One of the challenges of vegetable gardening in a climate like mine, with a short, unpredictable growing season is giving your plants enough time to grow to actually get a harvest.

If you start your seeds too late, then you miss out on that extra window of indoor time and that means you'll be picking vegetables later in the year, or not at all if things don't go your way weather wise.

What seeds am I starting this March?

Ok, so finally, here's what I am actually planting this month.

Early March:

  • Onions and shallots - from seed, not from sets. These are slow growing plants and you can trim the green parts if they start getting too long before you have a chance to transplant them outside.
  • Leeks - similar to onions, they are slow growing, so it's good to start early.
  • Eggplants - these plants like a lot of heat, which we don't always get where I live, so it's important to give them lots of growing time to improve your chances for a harvest. Last year I only got fruit from one of three plants and not until late August, so I'm starting a few weeks earlier and hoping to improve my yield this summer.
  • Peppers - like eggplants, they prefer lots of heat as well, so I start them well in advance of my frost date to make sure I get a harvest.
  • Kale - Last year I sowed my kale at the beginning of April, but I'm starting some Lacinato (AKA Dinosaur) kale in March to see if I can get some 4 to 5 foot plants by the end of the summer.
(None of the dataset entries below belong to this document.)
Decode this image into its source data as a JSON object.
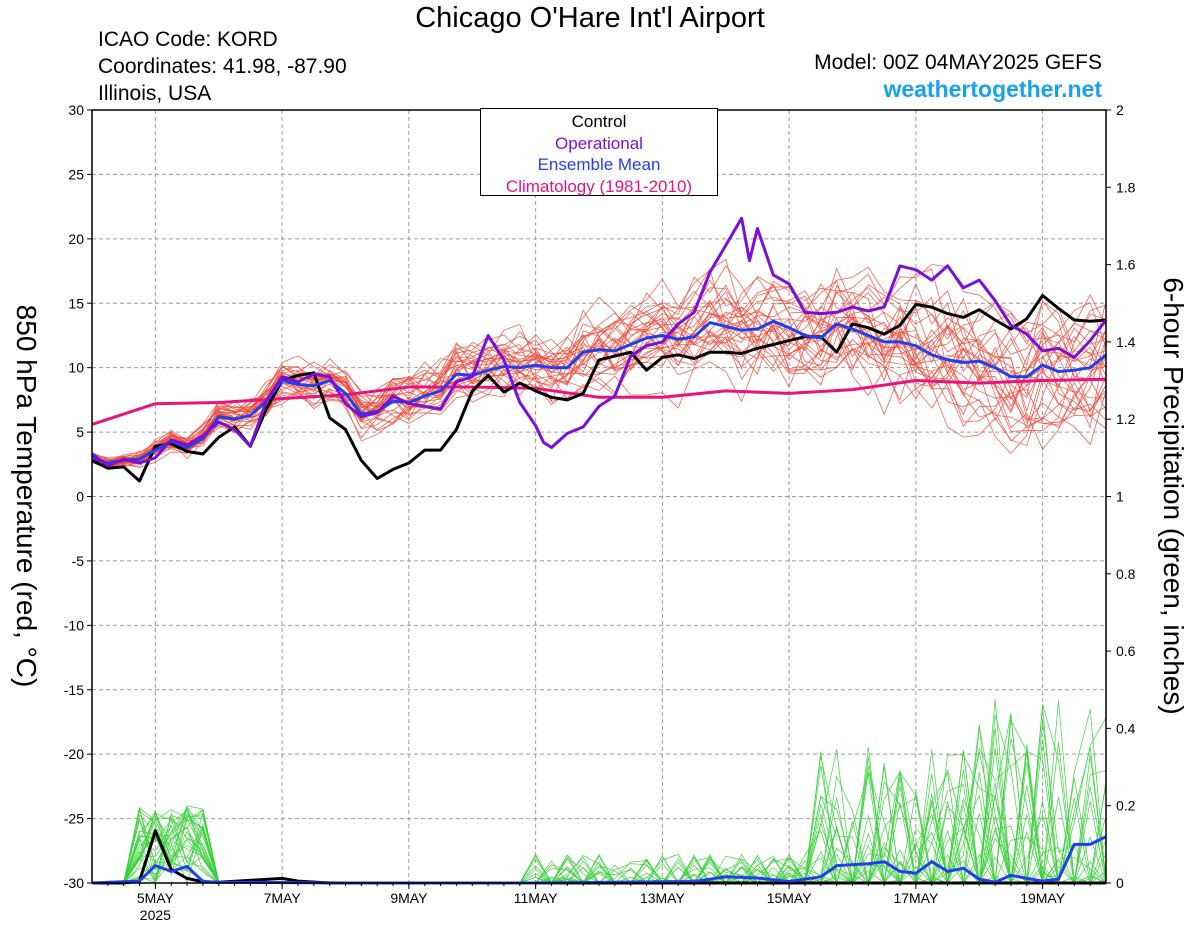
{
  "header": {
    "title": "Chicago O'Hare Int'l Airport",
    "icao": "ICAO Code: KORD",
    "coords": "Coordinates: 41.98, -87.90",
    "region": "Illinois, USA",
    "model": "Model: 00Z 04MAY2025 GEFS",
    "site": "weathertogether.net"
  },
  "legend": {
    "control": "Control",
    "operational": "Operational",
    "mean": "Ensemble Mean",
    "climo": "Climatology (1981-2010)"
  },
  "colors": {
    "control": "#000000",
    "operational": "#7a10d8",
    "mean": "#2040ee",
    "climo": "#e8147c",
    "members_temp": "#f04a3a",
    "members_precip": "#3ad03a",
    "site": "#1aa0f0"
  },
  "chart_data": {
    "type": "line",
    "title": "Chicago O'Hare Int'l Airport",
    "ylabel_left": "850 hPa Temperature (red, °C)",
    "ylabel_right": "6-hour Precipitation (green, inches)",
    "x_unit": "hours since 00Z 04MAY2025",
    "x_range": [
      0,
      384
    ],
    "x_ticks": [
      {
        "h": 24,
        "label": "5MAY",
        "sub": "2025"
      },
      {
        "h": 72,
        "label": "7MAY"
      },
      {
        "h": 120,
        "label": "9MAY"
      },
      {
        "h": 168,
        "label": "11MAY"
      },
      {
        "h": 216,
        "label": "13MAY"
      },
      {
        "h": 264,
        "label": "15MAY"
      },
      {
        "h": 312,
        "label": "17MAY"
      },
      {
        "h": 360,
        "label": "19MAY"
      }
    ],
    "temp_ylim": [
      -30,
      30
    ],
    "temp_ticks": [
      30,
      25,
      20,
      15,
      10,
      5,
      0,
      -5,
      -10,
      -15,
      -20,
      -25,
      -30
    ],
    "precip_ylim": [
      0,
      2
    ],
    "precip_ticks": [
      "2",
      "1.8",
      "1.6",
      "1.4",
      "1.2",
      "1",
      "0.8",
      "0.6",
      "0.4",
      "0.2",
      "0"
    ],
    "grid": true,
    "legend_position": "top-center",
    "series": [
      {
        "name": "Climatology (1981-2010)",
        "kind": "temp",
        "color": "#e8147c",
        "points": [
          [
            0,
            5.6
          ],
          [
            24,
            7.2
          ],
          [
            48,
            7.3
          ],
          [
            72,
            7.6
          ],
          [
            96,
            7.9
          ],
          [
            120,
            8.5
          ],
          [
            144,
            8.5
          ],
          [
            168,
            8.4
          ],
          [
            192,
            7.7
          ],
          [
            216,
            7.7
          ],
          [
            240,
            8.2
          ],
          [
            264,
            8.0
          ],
          [
            288,
            8.3
          ],
          [
            312,
            9.0
          ],
          [
            336,
            8.8
          ],
          [
            360,
            9.0
          ],
          [
            384,
            9.1
          ]
        ]
      },
      {
        "name": "Ensemble Mean",
        "kind": "temp",
        "color": "#2040ee",
        "points": [
          [
            0,
            3.0
          ],
          [
            6,
            2.6
          ],
          [
            12,
            2.8
          ],
          [
            18,
            2.9
          ],
          [
            24,
            3.6
          ],
          [
            30,
            4.3
          ],
          [
            36,
            3.8
          ],
          [
            42,
            4.5
          ],
          [
            48,
            6.2
          ],
          [
            54,
            6.0
          ],
          [
            60,
            6.3
          ],
          [
            66,
            7.4
          ],
          [
            72,
            9.0
          ],
          [
            78,
            8.7
          ],
          [
            84,
            8.6
          ],
          [
            90,
            9.0
          ],
          [
            96,
            8.0
          ],
          [
            102,
            6.4
          ],
          [
            108,
            6.6
          ],
          [
            114,
            7.4
          ],
          [
            120,
            7.3
          ],
          [
            126,
            7.8
          ],
          [
            132,
            8.2
          ],
          [
            138,
            9.5
          ],
          [
            144,
            9.4
          ],
          [
            150,
            9.8
          ],
          [
            156,
            10.1
          ],
          [
            162,
            10.0
          ],
          [
            168,
            10.2
          ],
          [
            174,
            10.0
          ],
          [
            180,
            10.0
          ],
          [
            186,
            11.2
          ],
          [
            192,
            11.4
          ],
          [
            198,
            11.3
          ],
          [
            204,
            11.8
          ],
          [
            210,
            12.3
          ],
          [
            216,
            12.5
          ],
          [
            222,
            12.2
          ],
          [
            228,
            12.4
          ],
          [
            234,
            13.5
          ],
          [
            240,
            13.2
          ],
          [
            246,
            12.9
          ],
          [
            252,
            13.0
          ],
          [
            258,
            13.6
          ],
          [
            264,
            13.1
          ],
          [
            270,
            12.5
          ],
          [
            276,
            12.3
          ],
          [
            282,
            13.4
          ],
          [
            288,
            13.0
          ],
          [
            294,
            12.5
          ],
          [
            300,
            12.0
          ],
          [
            306,
            12.0
          ],
          [
            312,
            11.7
          ],
          [
            318,
            11.0
          ],
          [
            324,
            10.6
          ],
          [
            330,
            10.4
          ],
          [
            336,
            10.5
          ],
          [
            342,
            10.0
          ],
          [
            348,
            9.3
          ],
          [
            354,
            9.3
          ],
          [
            360,
            10.2
          ],
          [
            366,
            9.7
          ],
          [
            372,
            9.8
          ],
          [
            378,
            10.0
          ],
          [
            384,
            11.0
          ]
        ]
      },
      {
        "name": "Control",
        "kind": "temp",
        "color": "#000000",
        "points": [
          [
            0,
            2.8
          ],
          [
            6,
            2.2
          ],
          [
            12,
            2.3
          ],
          [
            18,
            1.2
          ],
          [
            24,
            3.9
          ],
          [
            30,
            4.1
          ],
          [
            36,
            3.5
          ],
          [
            42,
            3.3
          ],
          [
            48,
            4.6
          ],
          [
            54,
            5.4
          ],
          [
            60,
            3.9
          ],
          [
            66,
            6.8
          ],
          [
            72,
            9.0
          ],
          [
            78,
            9.4
          ],
          [
            84,
            9.6
          ],
          [
            90,
            6.1
          ],
          [
            96,
            5.2
          ],
          [
            102,
            2.8
          ],
          [
            108,
            1.4
          ],
          [
            114,
            2.1
          ],
          [
            120,
            2.6
          ],
          [
            126,
            3.6
          ],
          [
            132,
            3.6
          ],
          [
            138,
            5.2
          ],
          [
            144,
            8.2
          ],
          [
            150,
            9.4
          ],
          [
            156,
            8.1
          ],
          [
            162,
            8.8
          ],
          [
            168,
            8.2
          ],
          [
            174,
            7.7
          ],
          [
            180,
            7.5
          ],
          [
            186,
            8.0
          ],
          [
            192,
            10.6
          ],
          [
            198,
            10.9
          ],
          [
            204,
            11.2
          ],
          [
            210,
            9.8
          ],
          [
            216,
            10.8
          ],
          [
            222,
            11.0
          ],
          [
            228,
            10.7
          ],
          [
            234,
            11.2
          ],
          [
            240,
            11.2
          ],
          [
            246,
            11.1
          ],
          [
            252,
            11.5
          ],
          [
            258,
            11.8
          ],
          [
            264,
            12.1
          ],
          [
            270,
            12.4
          ],
          [
            276,
            12.4
          ],
          [
            282,
            11.2
          ],
          [
            288,
            13.4
          ],
          [
            294,
            13.1
          ],
          [
            300,
            12.6
          ],
          [
            306,
            13.3
          ],
          [
            312,
            14.9
          ],
          [
            318,
            14.7
          ],
          [
            324,
            14.2
          ],
          [
            330,
            13.9
          ],
          [
            336,
            14.5
          ],
          [
            342,
            13.7
          ],
          [
            348,
            13.0
          ],
          [
            354,
            13.8
          ],
          [
            360,
            15.6
          ],
          [
            366,
            14.6
          ],
          [
            372,
            13.7
          ],
          [
            378,
            13.6
          ],
          [
            384,
            13.7
          ]
        ]
      },
      {
        "name": "Operational",
        "kind": "temp",
        "color": "#7a10d8",
        "points": [
          [
            0,
            3.3
          ],
          [
            6,
            2.4
          ],
          [
            12,
            2.9
          ],
          [
            18,
            2.6
          ],
          [
            24,
            3.0
          ],
          [
            30,
            4.4
          ],
          [
            36,
            4.0
          ],
          [
            42,
            4.7
          ],
          [
            48,
            5.8
          ],
          [
            54,
            5.2
          ],
          [
            60,
            3.9
          ],
          [
            66,
            7.4
          ],
          [
            72,
            9.3
          ],
          [
            78,
            8.9
          ],
          [
            84,
            9.5
          ],
          [
            90,
            9.3
          ],
          [
            96,
            7.2
          ],
          [
            102,
            6.2
          ],
          [
            108,
            6.5
          ],
          [
            114,
            7.8
          ],
          [
            120,
            7.2
          ],
          [
            126,
            7.0
          ],
          [
            132,
            6.8
          ],
          [
            138,
            8.9
          ],
          [
            144,
            9.3
          ],
          [
            150,
            12.5
          ],
          [
            156,
            10.6
          ],
          [
            162,
            7.3
          ],
          [
            168,
            5.5
          ],
          [
            171,
            4.2
          ],
          [
            174,
            3.8
          ],
          [
            180,
            4.9
          ],
          [
            186,
            5.4
          ],
          [
            192,
            7.0
          ],
          [
            198,
            7.8
          ],
          [
            204,
            10.9
          ],
          [
            210,
            11.7
          ],
          [
            216,
            12.0
          ],
          [
            222,
            13.4
          ],
          [
            228,
            14.3
          ],
          [
            234,
            17.4
          ],
          [
            240,
            19.5
          ],
          [
            246,
            21.6
          ],
          [
            249,
            18.3
          ],
          [
            252,
            20.8
          ],
          [
            258,
            17.2
          ],
          [
            264,
            16.5
          ],
          [
            270,
            14.3
          ],
          [
            276,
            14.2
          ],
          [
            282,
            14.3
          ],
          [
            288,
            14.7
          ],
          [
            294,
            14.4
          ],
          [
            300,
            14.7
          ],
          [
            306,
            17.9
          ],
          [
            312,
            17.6
          ],
          [
            318,
            16.8
          ],
          [
            324,
            17.9
          ],
          [
            330,
            16.2
          ],
          [
            336,
            16.8
          ],
          [
            342,
            15.2
          ],
          [
            348,
            13.3
          ],
          [
            354,
            12.6
          ],
          [
            360,
            11.3
          ],
          [
            366,
            11.5
          ],
          [
            372,
            10.8
          ],
          [
            378,
            12.1
          ],
          [
            384,
            13.7
          ]
        ]
      },
      {
        "name": "Control",
        "kind": "precip",
        "color": "#000000",
        "points": [
          [
            0,
            0
          ],
          [
            12,
            0
          ],
          [
            18,
            0.005
          ],
          [
            24,
            0.135
          ],
          [
            30,
            0.035
          ],
          [
            36,
            0.012
          ],
          [
            42,
            0.003
          ],
          [
            48,
            0.002
          ],
          [
            72,
            0.012
          ],
          [
            78,
            0.005
          ],
          [
            90,
            0
          ],
          [
            384,
            0
          ]
        ]
      },
      {
        "name": "Ensemble Mean",
        "kind": "precip",
        "color": "#2040ee",
        "points": [
          [
            0,
            0
          ],
          [
            18,
            0.005
          ],
          [
            24,
            0.045
          ],
          [
            30,
            0.03
          ],
          [
            36,
            0.043
          ],
          [
            42,
            0.004
          ],
          [
            48,
            0.002
          ],
          [
            96,
            0
          ],
          [
            168,
            0
          ],
          [
            216,
            0.003
          ],
          [
            228,
            0.004
          ],
          [
            240,
            0.016
          ],
          [
            252,
            0.013
          ],
          [
            264,
            0.004
          ],
          [
            276,
            0.016
          ],
          [
            282,
            0.045
          ],
          [
            294,
            0.05
          ],
          [
            300,
            0.055
          ],
          [
            306,
            0.03
          ],
          [
            312,
            0.025
          ],
          [
            318,
            0.055
          ],
          [
            324,
            0.03
          ],
          [
            330,
            0.038
          ],
          [
            336,
            0.01
          ],
          [
            342,
            0.002
          ],
          [
            348,
            0.02
          ],
          [
            354,
            0.012
          ],
          [
            360,
            0.005
          ],
          [
            366,
            0.01
          ],
          [
            372,
            0.1
          ],
          [
            378,
            0.1
          ],
          [
            384,
            0.12
          ]
        ]
      }
    ]
  }
}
When I lived in Vancouver I would always see these beautiful, tall kale plants that looked like mini palm trees with the lower stems fully picked, so with the extra growing time I'm aiming for a few of those as interesting garden features.
  • Cabbage - This is my first time growing cabbage, so I'm following the advice given by Wildrose Heritage Seeds to start my seedlings early to get a quick harvest of Red Express cabbage before summer hits.
  • Asparagus - I'm trying to grow some asparagus from seed and they can take up to 8 weeks to germinate, so I've planted them at the start of the month to give the seedlings some time to grow before they go outside.
Lacinato Kale with sunflowers beside an orange fence.
Lacinato Kale - Picture this but taller and more like a palm tree. That's what I'm hoping for with an earlier sowing date.

Mid to late March:

  • Tomatoes - I don't like to start my tomatoes too early, as I've had issues with them getting too tall under the grow lights, especially if our weather ends up being a bit colder than average and there's a delay in planting them.
  • Cauliflower and ground cherry - My first attempt at growing these so just following the advice of others here!
  • Herbs - I will start basil, mint, thyme and bergamot closer to the end of March.
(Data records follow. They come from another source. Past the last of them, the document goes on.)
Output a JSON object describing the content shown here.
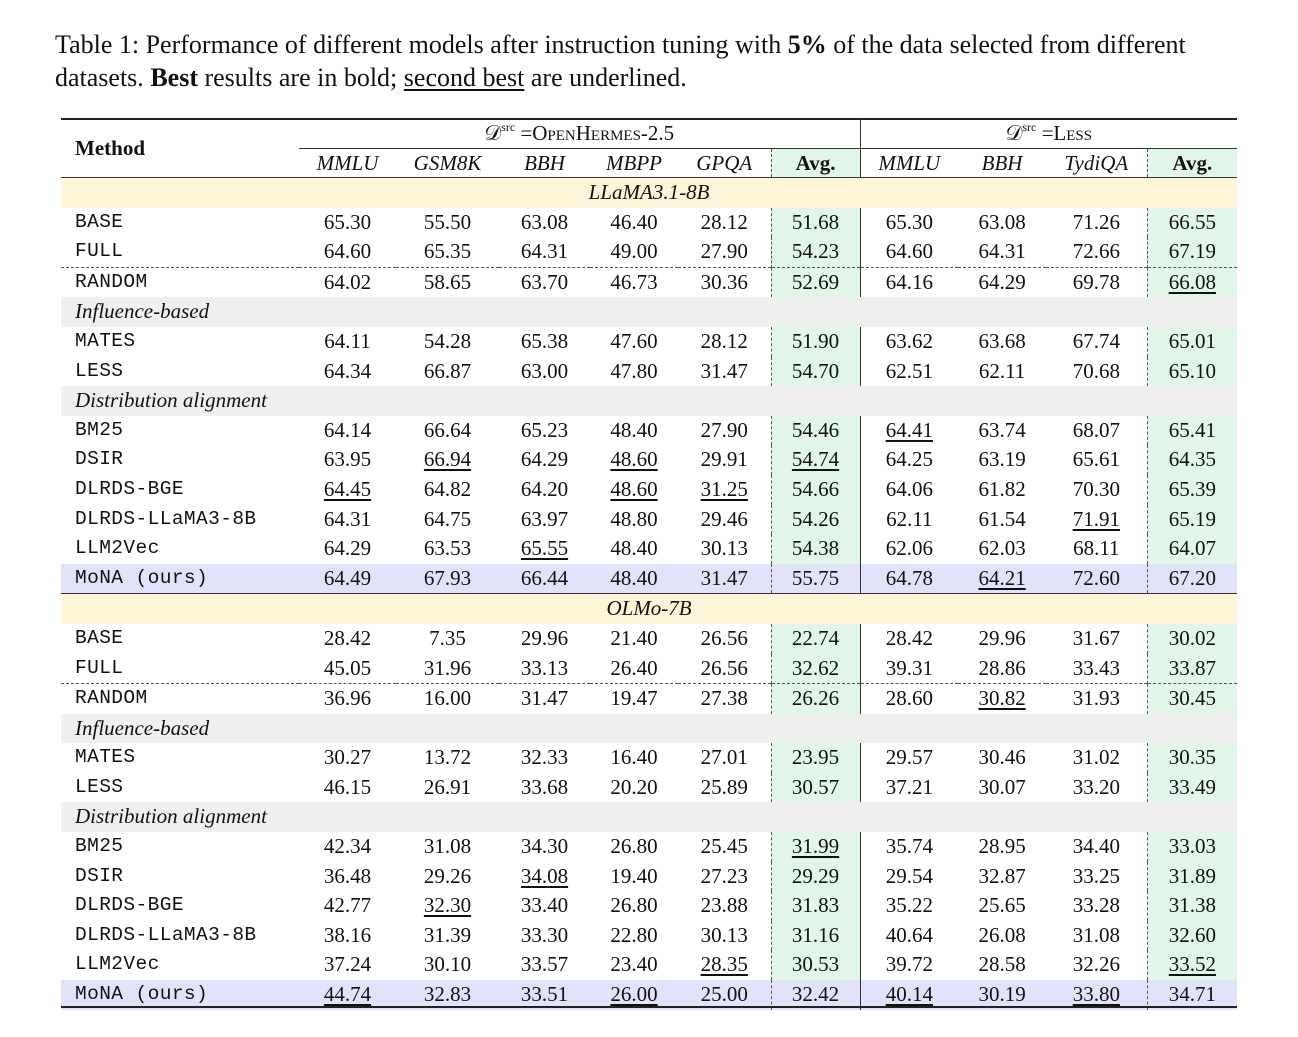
{
  "caption": {
    "label": "Table 1:",
    "part1": " Performance of different models after instruction tuning with ",
    "pct": "5%",
    "part2": " of the data selected from different datasets. ",
    "best": "Best",
    "part3": " results are in bold; ",
    "second": "second best",
    "part4": " are underlined."
  },
  "header": {
    "method": "Method",
    "group1_sym": "𝒟",
    "group1_sup": "src",
    "group1_name": " =OpenHermes-2.5",
    "group2_sym": "𝒟",
    "group2_sup": "src",
    "group2_name": " =Less",
    "cols": [
      "MMLU",
      "GSM8K",
      "BBH",
      "MBPP",
      "GPQA",
      "Avg.",
      "MMLU",
      "BBH",
      "TydiQA",
      "Avg."
    ]
  },
  "models": [
    {
      "name": "LLaMA3.1-8B",
      "baselines": [
        {
          "method": "BASE",
          "vals": [
            "65.30",
            "55.50",
            "63.08",
            "46.40",
            "28.12",
            "51.68",
            "65.30",
            "63.08",
            "71.26",
            "66.55"
          ],
          "bold": [],
          "under": []
        },
        {
          "method": "FULL",
          "vals": [
            "64.60",
            "65.35",
            "64.31",
            "49.00",
            "27.90",
            "54.23",
            "64.60",
            "64.31",
            "72.66",
            "67.19"
          ],
          "bold": [],
          "under": []
        },
        {
          "method": "RANDOM",
          "vals": [
            "64.02",
            "58.65",
            "63.70",
            "46.73",
            "30.36",
            "52.69",
            "64.16",
            "64.29",
            "69.78",
            "66.08"
          ],
          "bold": [
            7
          ],
          "under": [
            9
          ]
        }
      ],
      "groups": [
        {
          "label": "Influence-based",
          "rows": [
            {
              "method": "MATES",
              "vals": [
                "64.11",
                "54.28",
                "65.38",
                "47.60",
                "28.12",
                "51.90",
                "63.62",
                "63.68",
                "67.74",
                "65.01"
              ],
              "bold": [],
              "under": []
            },
            {
              "method": "LESS",
              "vals": [
                "64.34",
                "66.87",
                "63.00",
                "47.80",
                "31.47",
                "54.70",
                "62.51",
                "62.11",
                "70.68",
                "65.10"
              ],
              "bold": [
                4
              ],
              "under": []
            }
          ]
        },
        {
          "label": "Distribution alignment",
          "rows": [
            {
              "method": "BM25",
              "vals": [
                "64.14",
                "66.64",
                "65.23",
                "48.40",
                "27.90",
                "54.46",
                "64.41",
                "63.74",
                "68.07",
                "65.41"
              ],
              "bold": [],
              "under": [
                6
              ]
            },
            {
              "method": "DSIR",
              "vals": [
                "63.95",
                "66.94",
                "64.29",
                "48.60",
                "29.91",
                "54.74",
                "64.25",
                "63.19",
                "65.61",
                "64.35"
              ],
              "bold": [],
              "under": [
                1,
                3,
                5
              ]
            },
            {
              "method": "DLRDS-BGE",
              "vals": [
                "64.45",
                "64.82",
                "64.20",
                "48.60",
                "31.25",
                "54.66",
                "64.06",
                "61.82",
                "70.30",
                "65.39"
              ],
              "bold": [],
              "under": [
                0,
                3,
                4
              ]
            },
            {
              "method": "DLRDS-LLaMA3-8B",
              "vals": [
                "64.31",
                "64.75",
                "63.97",
                "48.80",
                "29.46",
                "54.26",
                "62.11",
                "61.54",
                "71.91",
                "65.19"
              ],
              "bold": [
                3
              ],
              "under": [
                8
              ]
            },
            {
              "method": "LLM2Vec",
              "vals": [
                "64.29",
                "63.53",
                "65.55",
                "48.40",
                "30.13",
                "54.38",
                "62.06",
                "62.03",
                "68.11",
                "64.07"
              ],
              "bold": [],
              "under": [
                2
              ]
            }
          ]
        }
      ],
      "ours": {
        "method": "MoNA (ours)",
        "vals": [
          "64.49",
          "67.93",
          "66.44",
          "48.40",
          "31.47",
          "55.75",
          "64.78",
          "64.21",
          "72.60",
          "67.20"
        ],
        "bold": [
          0,
          1,
          2,
          4,
          5,
          6,
          8,
          9
        ],
        "under": [
          7
        ]
      }
    },
    {
      "name": "OLMo-7B",
      "baselines": [
        {
          "method": "BASE",
          "vals": [
            "28.42",
            "7.35",
            "29.96",
            "21.40",
            "26.56",
            "22.74",
            "28.42",
            "29.96",
            "31.67",
            "30.02"
          ],
          "bold": [],
          "under": []
        },
        {
          "method": "FULL",
          "vals": [
            "45.05",
            "31.96",
            "33.13",
            "26.40",
            "26.56",
            "32.62",
            "39.31",
            "28.86",
            "33.43",
            "33.87"
          ],
          "bold": [],
          "under": []
        },
        {
          "method": "RANDOM",
          "vals": [
            "36.96",
            "16.00",
            "31.47",
            "19.47",
            "27.38",
            "26.26",
            "28.60",
            "30.82",
            "31.93",
            "30.45"
          ],
          "bold": [],
          "under": [
            7
          ]
        }
      ],
      "groups": [
        {
          "label": "Influence-based",
          "rows": [
            {
              "method": "MATES",
              "vals": [
                "30.27",
                "13.72",
                "32.33",
                "16.40",
                "27.01",
                "23.95",
                "29.57",
                "30.46",
                "31.02",
                "30.35"
              ],
              "bold": [],
              "under": []
            },
            {
              "method": "LESS",
              "vals": [
                "46.15",
                "26.91",
                "33.68",
                "20.20",
                "25.89",
                "30.57",
                "37.21",
                "30.07",
                "33.20",
                "33.49"
              ],
              "bold": [
                0
              ],
              "under": []
            }
          ]
        },
        {
          "label": "Distribution alignment",
          "rows": [
            {
              "method": "BM25",
              "vals": [
                "42.34",
                "31.08",
                "34.30",
                "26.80",
                "25.45",
                "31.99",
                "35.74",
                "28.95",
                "34.40",
                "33.03"
              ],
              "bold": [
                2,
                3,
                8
              ],
              "under": [
                5
              ]
            },
            {
              "method": "DSIR",
              "vals": [
                "36.48",
                "29.26",
                "34.08",
                "19.40",
                "27.23",
                "29.29",
                "29.54",
                "32.87",
                "33.25",
                "31.89"
              ],
              "bold": [
                7
              ],
              "under": [
                2
              ]
            },
            {
              "method": "DLRDS-BGE",
              "vals": [
                "42.77",
                "32.30",
                "33.40",
                "26.80",
                "23.88",
                "31.83",
                "35.22",
                "25.65",
                "33.28",
                "31.38"
              ],
              "bold": [
                3
              ],
              "under": [
                1
              ]
            },
            {
              "method": "DLRDS-LLaMA3-8B",
              "vals": [
                "38.16",
                "31.39",
                "33.30",
                "22.80",
                "30.13",
                "31.16",
                "40.64",
                "26.08",
                "31.08",
                "32.60"
              ],
              "bold": [
                4,
                6
              ],
              "under": []
            },
            {
              "method": "LLM2Vec",
              "vals": [
                "37.24",
                "30.10",
                "33.57",
                "23.40",
                "28.35",
                "30.53",
                "39.72",
                "28.58",
                "32.26",
                "33.52"
              ],
              "bold": [],
              "under": [
                4,
                9
              ]
            }
          ]
        }
      ],
      "ours": {
        "method": "MoNA (ours)",
        "vals": [
          "44.74",
          "32.83",
          "33.51",
          "26.00",
          "25.00",
          "32.42",
          "40.14",
          "30.19",
          "33.80",
          "34.71"
        ],
        "bold": [
          1,
          5,
          9
        ],
        "under": [
          0,
          3,
          6,
          8
        ]
      }
    }
  ]
}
I hope this helps anyone reading get a good idea of what seeds can be started at this time of year. Getting your timing right involves balancing a lot of different factors and you will get a feel for when things should be seeded as you practice doing it.

It's still early for a zone 3/4 garden, so don't stress if you haven't got any seeds started yet. Also, keep in mind you can always grow a great garden even if you aren't starting any seeds indoors at all! Direct sowing your garden is totally doable if you pick what you want to grow carefully and time when you put your seeds in the ground.